Making a New World : Architecture & Communities in Interwar Europe
Publisher: Leuven University Press
In the changing world of interwar Europe newly developed neighbourhoods and buildings were designed to create the healing community that many people were dreaming of. Various social groups with nationalist, ideological, or religious agendas made this concept of community a cornerstone in their framework and appropriated it to prescribe the relations between architecture and modernity. ‘Making a New World‘ analyses the various ways in which these relations were determined. Most activists/entities encountered the potentialities of modernity, such as technology or mass media, in an accommodating way. In a broad spectrum of actions and proposals – from art exhibitions to séances, photo reports to roof tiles, landscapes to sanitation – these reformists were hoping to create a universe in which their communal dream could become a reality.
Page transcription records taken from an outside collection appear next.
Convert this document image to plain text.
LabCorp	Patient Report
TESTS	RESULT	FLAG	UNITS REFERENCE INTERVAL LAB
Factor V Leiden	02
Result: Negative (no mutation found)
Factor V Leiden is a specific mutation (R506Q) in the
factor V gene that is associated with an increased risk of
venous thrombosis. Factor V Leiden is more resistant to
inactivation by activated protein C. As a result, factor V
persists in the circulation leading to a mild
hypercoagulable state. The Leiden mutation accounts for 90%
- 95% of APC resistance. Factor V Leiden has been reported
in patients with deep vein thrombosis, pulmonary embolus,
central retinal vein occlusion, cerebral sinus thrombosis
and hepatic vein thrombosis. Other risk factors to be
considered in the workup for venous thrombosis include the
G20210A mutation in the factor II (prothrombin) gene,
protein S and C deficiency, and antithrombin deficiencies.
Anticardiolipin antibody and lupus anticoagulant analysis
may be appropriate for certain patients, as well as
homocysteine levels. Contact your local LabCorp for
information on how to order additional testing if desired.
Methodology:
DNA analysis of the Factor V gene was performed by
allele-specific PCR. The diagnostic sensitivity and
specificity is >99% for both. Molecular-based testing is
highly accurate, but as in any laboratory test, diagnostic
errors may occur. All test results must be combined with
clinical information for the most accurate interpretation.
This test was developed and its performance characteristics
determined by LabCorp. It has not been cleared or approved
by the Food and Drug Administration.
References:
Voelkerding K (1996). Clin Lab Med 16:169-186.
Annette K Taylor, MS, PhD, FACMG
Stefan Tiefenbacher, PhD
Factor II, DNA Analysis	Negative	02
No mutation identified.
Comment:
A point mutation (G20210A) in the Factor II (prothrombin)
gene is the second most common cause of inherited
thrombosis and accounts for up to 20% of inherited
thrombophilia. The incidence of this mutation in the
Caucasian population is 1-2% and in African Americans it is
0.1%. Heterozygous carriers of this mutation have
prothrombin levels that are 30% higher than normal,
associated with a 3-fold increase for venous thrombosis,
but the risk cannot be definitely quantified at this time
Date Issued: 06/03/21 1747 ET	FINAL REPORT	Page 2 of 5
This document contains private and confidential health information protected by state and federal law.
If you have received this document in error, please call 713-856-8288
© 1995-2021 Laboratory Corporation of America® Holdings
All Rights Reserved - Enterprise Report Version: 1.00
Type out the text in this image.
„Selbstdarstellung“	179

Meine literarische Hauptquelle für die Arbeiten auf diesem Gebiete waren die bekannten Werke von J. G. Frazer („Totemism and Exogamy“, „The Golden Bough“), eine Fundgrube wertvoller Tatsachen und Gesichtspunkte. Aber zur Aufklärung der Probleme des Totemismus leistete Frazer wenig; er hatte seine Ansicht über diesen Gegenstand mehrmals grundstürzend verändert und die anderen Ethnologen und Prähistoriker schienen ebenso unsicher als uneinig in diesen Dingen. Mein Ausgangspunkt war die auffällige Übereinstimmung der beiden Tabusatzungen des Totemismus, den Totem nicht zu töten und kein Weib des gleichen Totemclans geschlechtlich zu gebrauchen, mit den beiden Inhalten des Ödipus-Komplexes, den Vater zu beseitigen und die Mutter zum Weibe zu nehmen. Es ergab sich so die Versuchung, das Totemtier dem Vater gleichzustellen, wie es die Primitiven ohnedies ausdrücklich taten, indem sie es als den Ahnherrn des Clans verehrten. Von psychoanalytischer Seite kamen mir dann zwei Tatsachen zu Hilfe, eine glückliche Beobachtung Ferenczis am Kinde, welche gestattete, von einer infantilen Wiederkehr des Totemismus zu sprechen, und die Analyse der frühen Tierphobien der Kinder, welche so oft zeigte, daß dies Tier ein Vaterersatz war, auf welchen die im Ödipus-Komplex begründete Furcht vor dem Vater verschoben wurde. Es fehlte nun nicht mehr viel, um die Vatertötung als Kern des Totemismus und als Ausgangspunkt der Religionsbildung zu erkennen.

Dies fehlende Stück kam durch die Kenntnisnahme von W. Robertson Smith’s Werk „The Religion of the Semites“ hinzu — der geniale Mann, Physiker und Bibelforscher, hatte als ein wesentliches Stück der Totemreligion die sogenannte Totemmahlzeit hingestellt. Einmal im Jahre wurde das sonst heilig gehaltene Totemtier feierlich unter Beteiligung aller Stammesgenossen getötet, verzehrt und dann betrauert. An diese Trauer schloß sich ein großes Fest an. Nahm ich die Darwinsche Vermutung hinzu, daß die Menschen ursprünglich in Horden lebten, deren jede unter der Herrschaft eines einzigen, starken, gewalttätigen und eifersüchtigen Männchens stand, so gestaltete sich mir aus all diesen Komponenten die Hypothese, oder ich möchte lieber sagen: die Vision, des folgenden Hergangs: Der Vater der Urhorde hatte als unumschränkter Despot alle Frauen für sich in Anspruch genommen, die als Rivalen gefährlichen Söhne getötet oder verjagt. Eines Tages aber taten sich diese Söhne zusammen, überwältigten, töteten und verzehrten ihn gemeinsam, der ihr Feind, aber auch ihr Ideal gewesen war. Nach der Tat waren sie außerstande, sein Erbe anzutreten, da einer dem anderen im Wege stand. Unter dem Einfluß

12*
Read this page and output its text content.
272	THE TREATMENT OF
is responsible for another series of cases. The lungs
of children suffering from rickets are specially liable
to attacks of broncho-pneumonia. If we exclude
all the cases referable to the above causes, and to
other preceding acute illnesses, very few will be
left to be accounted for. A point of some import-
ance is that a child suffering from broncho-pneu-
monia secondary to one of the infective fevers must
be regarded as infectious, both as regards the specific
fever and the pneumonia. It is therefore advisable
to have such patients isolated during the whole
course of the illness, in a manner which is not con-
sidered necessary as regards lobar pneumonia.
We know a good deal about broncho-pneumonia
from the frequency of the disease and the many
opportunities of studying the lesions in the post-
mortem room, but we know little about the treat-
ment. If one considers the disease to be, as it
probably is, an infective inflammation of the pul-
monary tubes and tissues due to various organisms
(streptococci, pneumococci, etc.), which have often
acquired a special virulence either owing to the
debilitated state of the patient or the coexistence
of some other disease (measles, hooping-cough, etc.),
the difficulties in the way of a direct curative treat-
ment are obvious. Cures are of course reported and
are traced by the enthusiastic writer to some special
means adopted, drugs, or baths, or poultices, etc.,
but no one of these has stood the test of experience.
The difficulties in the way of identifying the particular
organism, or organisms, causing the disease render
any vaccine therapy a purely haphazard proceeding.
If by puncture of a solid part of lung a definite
The 17 contributions to this richly illustrated volume draw the contours of this new world by analysing its foundations and working mechanisms at its heart.
Contributions by Tom Avermaete, Kenny Cupers, Barry Curtis, Elizabeth Darling, Michiel Dehaene, Stuart Evans, Charles van den Heuvel, Hilde Heynen, Rajesh Heynickx, Martin Kohlrausch, Marieke Kuipers, David Matless, Bruno Notteboom, Thomas Rohkrämer, Nader Vossoughian and Hansjakob Ziemer.